Last Sunday, examining Ahmadinejad’s challenge to Khamenei’s authority, we wrote that he was proclaiming a new normal for the Islamic Republic, continuing as president while disobeying the supreme leader’s orders. Something Khamenei and the conservative clerical establishment are apparently not in any mood to accept.
But the current political crisis, the most serious since President Bani Sadr was impeached and forced into exile in 1981, goes beyond the obedience issue. Ahmadinejad, Mashaie and company are introducing a nationalistic and romantic narrative of the Iranian history, emphasizing the Iranian identity of the country to be at least equal if not higher than its Islamic identity, or as they call it the Iranian Islam. The clerical establishment that came to power more than thirty years ago on the notion of exclusivity of Islam in determining the country’s identity does not agree, and sees Ahmadinejad's new-found love for the Iranian identity as serious challenge to its authority.
Meanwhile, the rulers in Tehran seem to have put serious issues facing Iran in the backburner for now: the alarming economic situation in the country and the rapidly changing political landscape in the Middle East.
Please can someone there who is versed with the Iranian constitution let us know whether the parliament’s call for Ahmadinejad to adhere to the leader on executive matters is in line with the letter and the spirit of the constitution?
ReplyDeletePresident Ahmadinejad is performing in a manner in which popular sentiment had expected from Khatami during his tenure. But where Khatami was relatively timid, Ahmadniejad is more bold. Whether this will actually result in a more robust executive branch as well as provide the structure of what we would more readily identify as a political party structure, that remains to be seen. But I think it a mistake to reduce this into merely romantic terms of a dual historical narrative as Milani does. This is all about the relative strength and weakness of the executive branch, and the actual relevance of this representative aspect of the Iranian political system.
ReplyDeleteHAHAHAHAHA THIS IS HILARIOUS!!!! Just goes to show you that no one can predict the future.
ReplyDeletereader,
ReplyDeleteTechnically the Majlis has not made the request, the great majority of MPs have written the letter, and they can do so without violating any constitutional provisions.

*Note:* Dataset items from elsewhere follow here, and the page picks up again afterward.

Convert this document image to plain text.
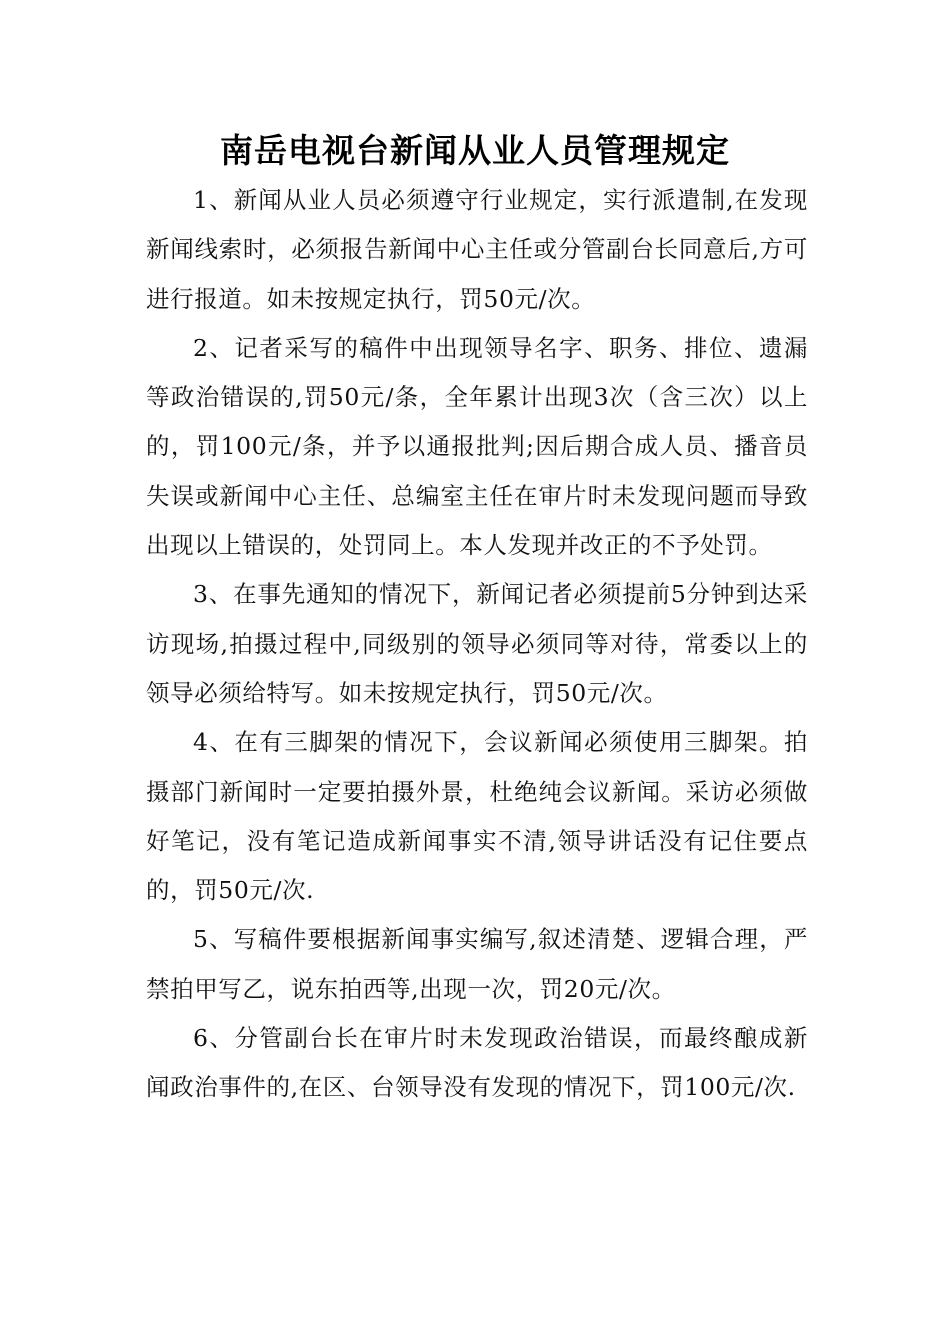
南岳电视台新闻从业人员管理规定

1、新闻从业人员必须遵守行业规定，实行派遣制,在发现新闻线索时，必须报告新闻中心主任或分管副台长同意后,方可进行报道。如未按规定执行，罚50元/次。

2、记者采写的稿件中出现领导名字、职务、排位、遗漏等政治错误的,罚50元/条，全年累计出现3次（含三次）以上的，罚100元/条，并予以通报批判;因后期合成人员、播音员失误或新闻中心主任、总编室主任在审片时未发现问题而导致出现以上错误的，处罚同上。本人发现并改正的不予处罚。

3、在事先通知的情况下，新闻记者必须提前5分钟到达采访现场,拍摄过程中,同级别的领导必须同等对待，常委以上的领导必须给特写。如未按规定执行，罚50元/次。

4、在有三脚架的情况下，会议新闻必须使用三脚架。拍摄部门新闻时一定要拍摄外景，杜绝纯会议新闻。采访必须做好笔记，没有笔记造成新闻事实不清,领导讲话没有记住要点的，罚50元/次.

5、写稿件要根据新闻事实编写,叙述清楚、逻辑合理，严禁拍甲写乙，说东拍西等,出现一次，罚20元/次。

6、分管副台长在审片时未发现政治错误，而最终酿成新闻政治事件的,在区、台领导没有发现的情况下，罚100元/次.
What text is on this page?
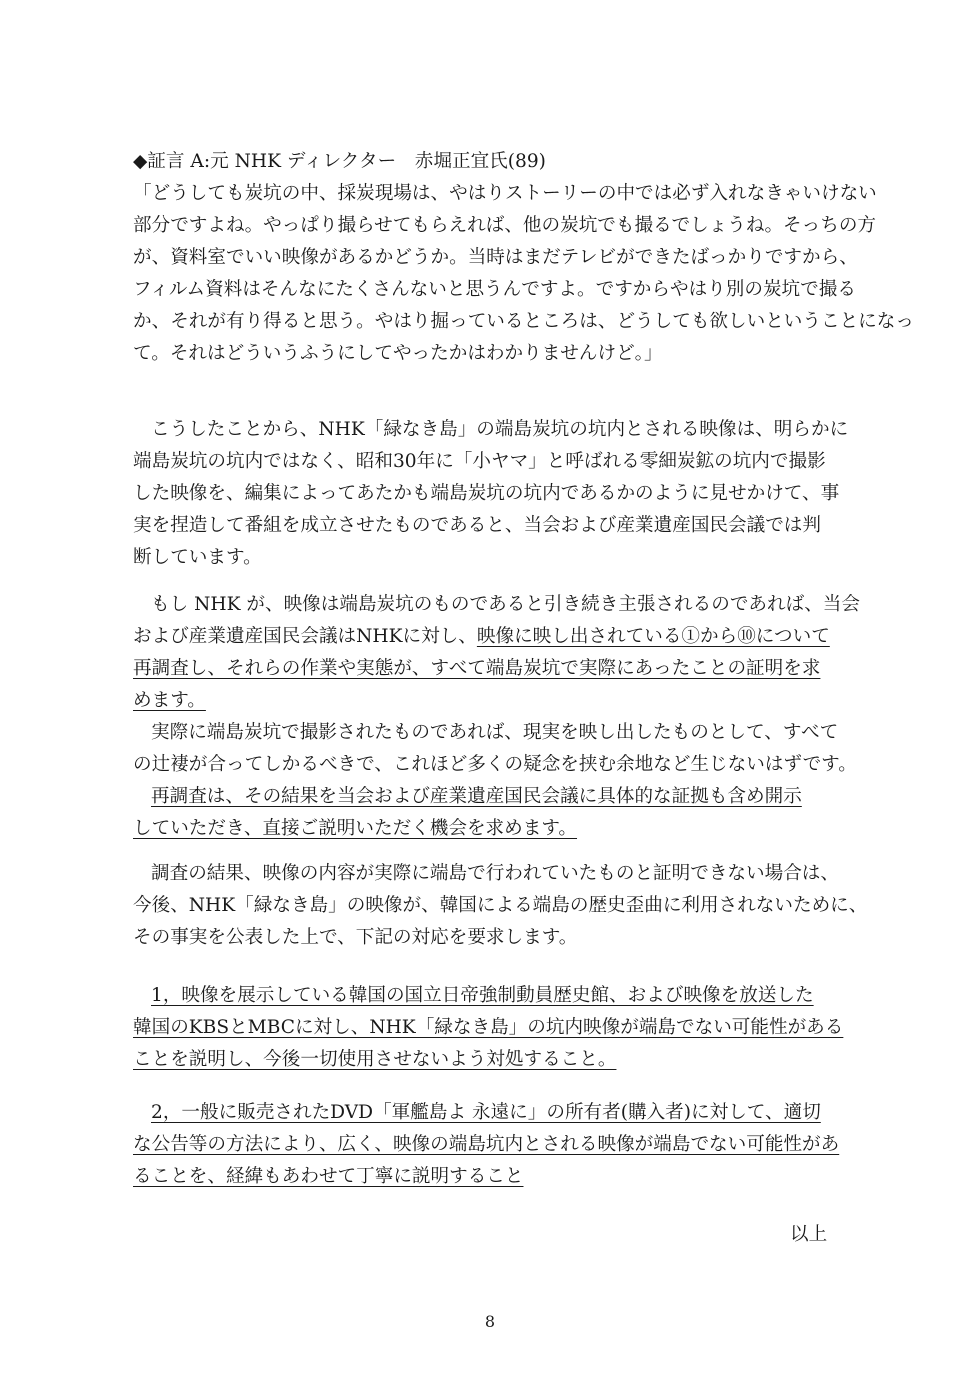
◆証言 A:元 NHK ディレクター　赤堀正宜氏(89)
「どうしても炭坑の中、採炭現場は、やはりストーリーの中では必ず入れなきゃいけない
部分ですよね。やっぱり撮らせてもらえれば、他の炭坑でも撮るでしょうね。そっちの方
が、資料室でいい映像があるかどうか。当時はまだテレビができたばっかりですから、
フィルム資料はそんなにたくさんないと思うんですよ。ですからやはり別の炭坑で撮る
か、それが有り得ると思う。やはり掘っているところは、どうしても欲しいということになっ
て。それはどういうふうにしてやったかはわかりませんけど。」
こうしたことから、NHK「緑なき島」の端島炭坑の坑内とされる映像は、明らかに
端島炭坑の坑内ではなく、昭和30年に「小ヤマ」と呼ばれる零細炭鉱の坑内で撮影
した映像を、編集によってあたかも端島炭坑の坑内であるかのように見せかけて、事
実を捏造して番組を成立させたものであると、当会および産業遺産国民会議では判
断しています。
もし NHK が、映像は端島炭坑のものであると引き続き主張されるのであれば、当会
および産業遺産国民会議はNHKに対し、映像に映し出されている①から⑩について
再調査し、それらの作業や実態が、すべて端島炭坑で実際にあったことの証明を求
めます。
実際に端島炭坑で撮影されたものであれば、現実を映し出したものとして、すべて
の辻褄が合ってしかるべきで、これほど多くの疑念を挟む余地など生じないはずです。
再調査は、その結果を当会および産業遺産国民会議に具体的な証拠も含め開示
していただき、直接ご説明いただく機会を求めます。
調査の結果、映像の内容が実際に端島で行われていたものと証明できない場合は、
今後、NHK「緑なき島」の映像が、韓国による端島の歴史歪曲に利用されないために、
その事実を公表した上で、下記の対応を要求します。
1，映像を展示している韓国の国立日帝強制動員歴史館、および映像を放送した
韓国のKBSとMBCに対し、NHK「緑なき島」の坑内映像が端島でない可能性がある
ことを説明し、今後一切使用させないよう対処すること。
2，一般に販売されたDVD「軍艦島よ 永遠に」の所有者(購入者)に対して、適切
な公告等の方法により、広く、映像の端島坑内とされる映像が端島でない可能性があ
ることを、経緯もあわせて丁寧に説明すること
以上
8
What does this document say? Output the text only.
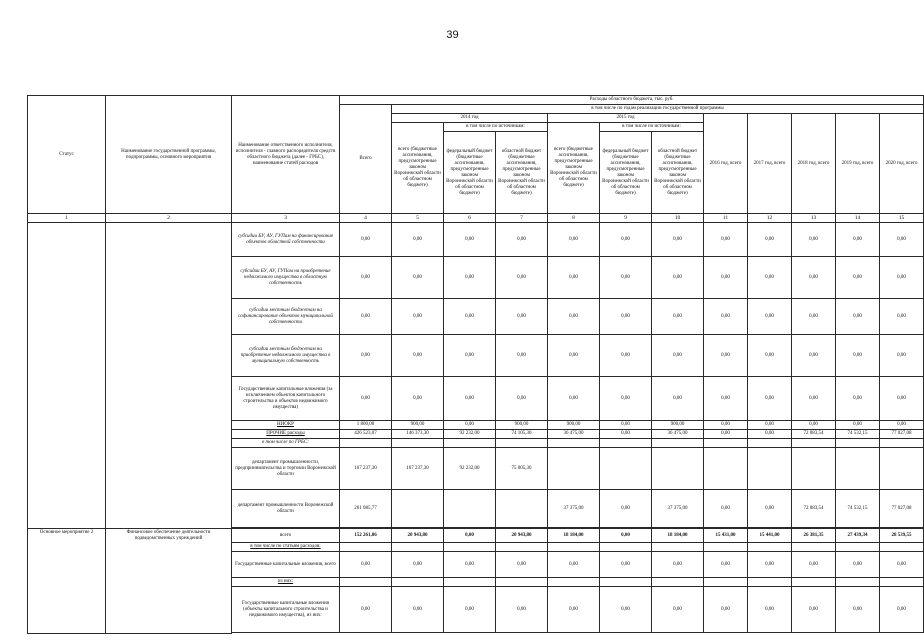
39
Статус	Наименование государственной программы, подпрограммы, основного мероприятия	Наименование ответственного исполнителя, исполнителя - главного распорядителя средств областного бюджета (далее - ГРБС), наименование статей расходов	Расходы областного бюджета, тыс. руб.											
			Всего	в том числе по годам реализации государственной программы										
				2014 год			2015 год			2016 год, всего	2017 год, всего	2018 год, всего	2019 год, всего	2020 год, всего
				всего (бюджетные ассигнования, предусмотренные законом Воронежской области об областном бюджете)	в том числе по источникам:		всего (бюджетные ассигнования, предусмотренные законом Воронежской области об областном бюджете)	в том числе по источникам:						
					федеральный бюджет (бюджетные ассигнования, предусмотренные законом Воронежской области об областном бюджете)	областной бюджет (бюджетные ассигнования, предусмотренные законом Воронежской области об областном бюджете)		федеральный бюджет (бюджетные ассигнования, предусмотренные законом Воронежской области об областном бюджете)	областной бюджет (бюджетные ассигнования, предусмотренные законом Воронежской области об областном бюджете)					
1	2	3	4	5	6	7	8	9	10	11	12	13	14	15
		субсидии БУ, АУ, ГУПам на финансирование объектов областной собственности	0,00	0,00	0,00	0,00	0,00	0,00	0,00	0,00	0,00	0,00	0,00	0,00
		субсидии БУ, АУ, ГУПам на приобретение недвижимого имущества в областную собственность	0,00	0,00	0,00	0,00	0,00	0,00	0,00	0,00	0,00	0,00	0,00	0,00
		субсидии местным бюджетам на софинансирование объектов муниципальной собственности	0,00	0,00	0,00	0,00	0,00	0,00	0,00	0,00	0,00	0,00	0,00	0,00
		субсидии местным бюджетам на приобретение недвижимого имущества в муниципальную собственность	0,00	0,00	0,00	0,00	0,00	0,00	0,00	0,00	0,00	0,00	0,00	0,00
		Государственные капитальные вложения (за исключением объектов капитального строительства и объектов недвижимого имущества)	0,00	0,00	0,00	0,00	0,00	0,00	0,00	0,00	0,00	0,00	0,00	0,00
		НИОКР	1 800,00	900,00	0,00	900,00	900,00	0,00	900,00	0,00	0,00	0,00	0,00	0,00
		ПРОЧИЕ расходы	426 523,07	146 373,30	92 232,00	74 105,30	36 475,00	0,00	36 475,00	0,00	0,00	72 083,54	74 532,15	77 027,08
		в том числе по ГРБС:												
		департамент промышленности, предпринимательства и торговли Воронежской области	167 237,30	167 237,30	92 232,00	75 005,30								
		департамент промышленности Воронежской области	261 085,77				37 375,00	0,00	37 375,00	0,00	0,00	72 083,54	74 532,15	77 027,08

Основное мероприятие 2	Финансовое обеспечение деятельности подведомственных учреждений	всего	152 261,06	20 943,80	0,00	20 943,80	18 184,00	0,00	18 184,00	15 431,00	15 441,00	26 381,35	27 439,34	28 539,55
		в том числе по статьям расходов:												
		Государственные капитальные вложения, всего	0,00	0,00	0,00	0,00	0,00	0,00	0,00	0,00	0,00	0,00	0,00	0,00
		из них:												
		Государственные капитальные вложения (объекты капитального строительства и недвижимого имущества), из них:	0,00	0,00	0,00	0,00	0,00	0,00	0,00	0,00	0,00	0,00	0,00	0,00
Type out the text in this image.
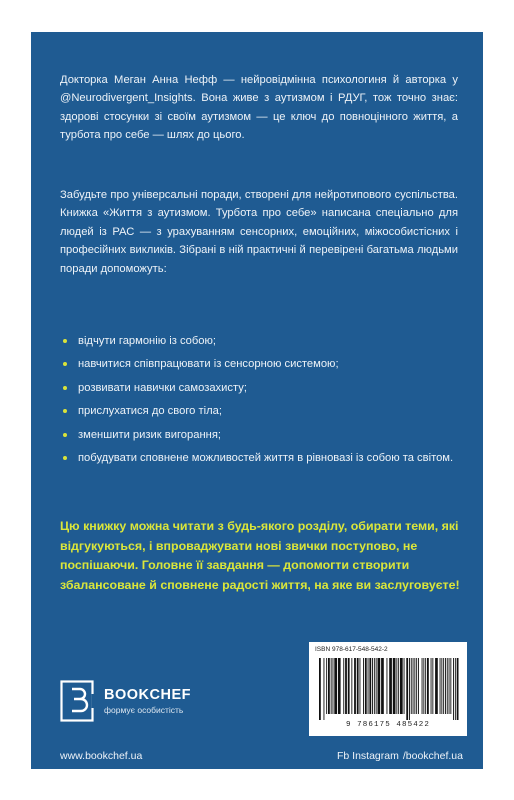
Докторка Меган Анна Нефф — нейровідмінна психологиня й авторка у @Neurodivergent_Insights. Вона живе з аутизмом і РДУГ, тож точно знає: здорові стосунки зі своїм аутизмом — це ключ до повноцінного життя, а турбота про себе — шлях до цього.

Забудьте про універсальні поради, створені для нейротипового суспільства. Книжка «Життя з аутизмом. Турбота про себе» написана спеціально для людей із РАС — з урахуванням сенсорних, емоційних, міжособистісних і професійних викликів. Зібрані в ній практичні й перевірені багатьма людьми поради допоможуть:

відчути гармонію із собою;
навчитися співпрацювати із сенсорною системою;
розвивати навички самозахисту;
прислухатися до свого тіла;
зменшити ризик вигорання;
побудувати сповнене можливостей життя в рівновазі із собою та світом.

Цю книжку можна читати з будь-якого розділу, обирати теми, які відгукуються, і впроваджувати нові звички поступово, не поспішаючи. Головне її завдання — допомогти створити збалансоване й сповнене радості життя, на яке ви заслуговуєте!

BOOKCHEF
формує особистість
ISBN 978-617-548-542-2
9 786175 485422
www.bookchef.ua	Fb Instagram /bookchef.ua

However, the Majlis is empowered to impeach Ahmadinejad if it feels he is failing to follow his constitutional duties and working against the national interests of the country; and there is the precedent of 1981. That’s an extreme measure, however, coming close to a declaration of war on Ahmadinejad and his supporters. But in the rough and tumble politics of the Islamic Republic (and I probably need to add the adjective uncivilized) anything’s possible, see what the Majlis deputies have done against a former premier, a former president and a former speaker of their own house.
Mark,
I do agree that Ahmadinejad is showing much more guts than Khatami in defending the powers of the president against the all too often interferences by the supreme leader in running day-to-day affairs of the government. But limiting the narrative on the power struggle between Ahmadinejad/his camp with Khamenei/clerical establishment solely to their different interpretation of the constitution misses a critical point: Ahmadinejad is offering a political platform so outside the norms of the Islamic Republic (Khatami always worked within the established norms). He and Mashaie seemingly want to create the second IRI, with severe limits on the powers of the cleric establishments, and appealing to Iranian nationalism to broaden the base. I believe this is not a typical power struggle and jockeying for more power, this might be the most serious ideological struggle within the IRI.